I once found a treat while browsing the paperback rack at a local drug store in Bloomfield, Connecticut back in 1989.
It was the short story anthology 'Book of the Dead,' which was edited by John Skipp and Craig Spector. The book contains short stories inspired to varying degrees by George A. Romero's 'Dead' film series (then only a trilogy).
Romero even wrote the introduction to the book, which features wonderful if grusome stories by greats like Ramsey Campbell and Joe Lansdale as well as more obscure writers.
The crown jwel of the collection is arguably the Stephen King story 'Home Delivery,' which manages to be gory and cozy. It features the populace of a sheltered island off the coast of Maine coping with a global zombie apocolypse. Although it contains a surprising amount of humor, it manages to be quite scary even during slower passages. The story's perspective periodically shifts to a widow named Maggie Pearce who is pregant by her late husband -- a lobster fisherman who died in a work-related boating accident.

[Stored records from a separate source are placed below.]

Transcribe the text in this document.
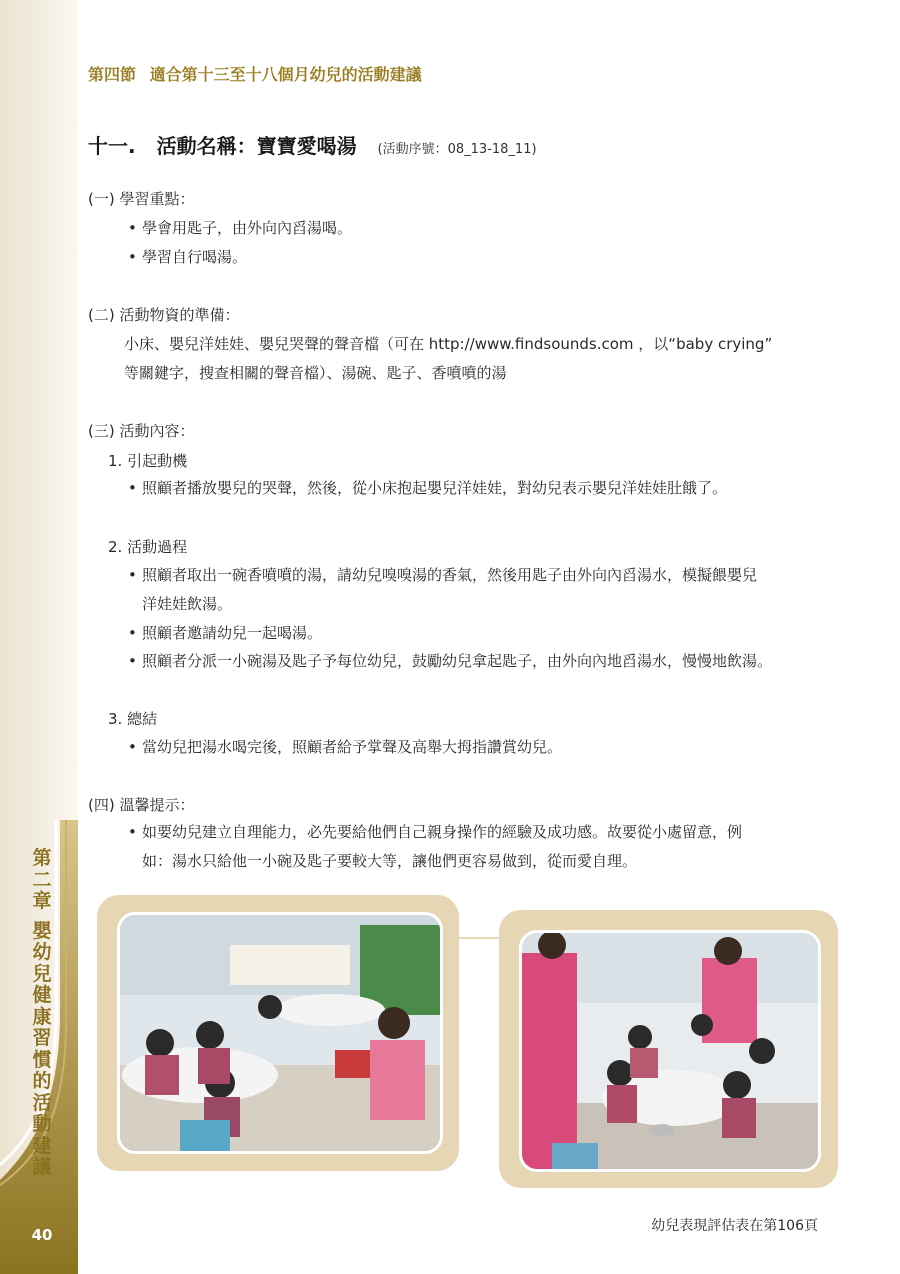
第二章
嬰幼兒健康習慣的活動建議
40
第四節 適合第十三至十八個月幼兒的活動建議
十一. 活動名稱：寶寶愛喝湯 (活動序號：08_13-18_11)
(一) 學習重點：
• 學會用匙子，由外向內舀湯喝。
• 學習自行喝湯。
(二) 活動物資的準備：
小床、嬰兒洋娃娃、嬰兒哭聲的聲音檔（可在 http://www.findsounds.com ，以“baby crying”
等關鍵字，搜查相關的聲音檔）、湯碗、匙子、香噴噴的湯
(三) 活動內容：
1. 引起動機
• 照顧者播放嬰兒的哭聲，然後，從小床抱起嬰兒洋娃娃，對幼兒表示嬰兒洋娃娃肚餓了。
2. 活動過程
• 照顧者取出一碗香噴噴的湯，請幼兒嗅嗅湯的香氣，然後用匙子由外向內舀湯水，模擬餵嬰兒
洋娃娃飲湯。
• 照顧者邀請幼兒一起喝湯。
• 照顧者分派一小碗湯及匙子予每位幼兒，鼓勵幼兒拿起匙子，由外向內地舀湯水，慢慢地飲湯。
3. 總結
• 當幼兒把湯水喝完後，照顧者給予掌聲及高舉大拇指讚賞幼兒。
(四) 溫馨提示：
• 如要幼兒建立自理能力，必先要給他們自己親身操作的經驗及成功感。故要從小處留意，例
如：湯水只給他一小碗及匙子要較大等，讓他們更容易做到，從而愛自理。
幼兒表現評估表在第106頁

Although the story was edited and updated when reprinted in the anthology 'Nightmares and Dreamscapes,' it remains effective in any version. It contains wonderful attention to detail, and while it comes up with a vaguely Lovercraftian explanation for the zombies, it remains surprisingly true to Romero's original vision. It is a purer zombie tale than the King novels 'Pet Cemetery' or 'Cell' and is worth your time.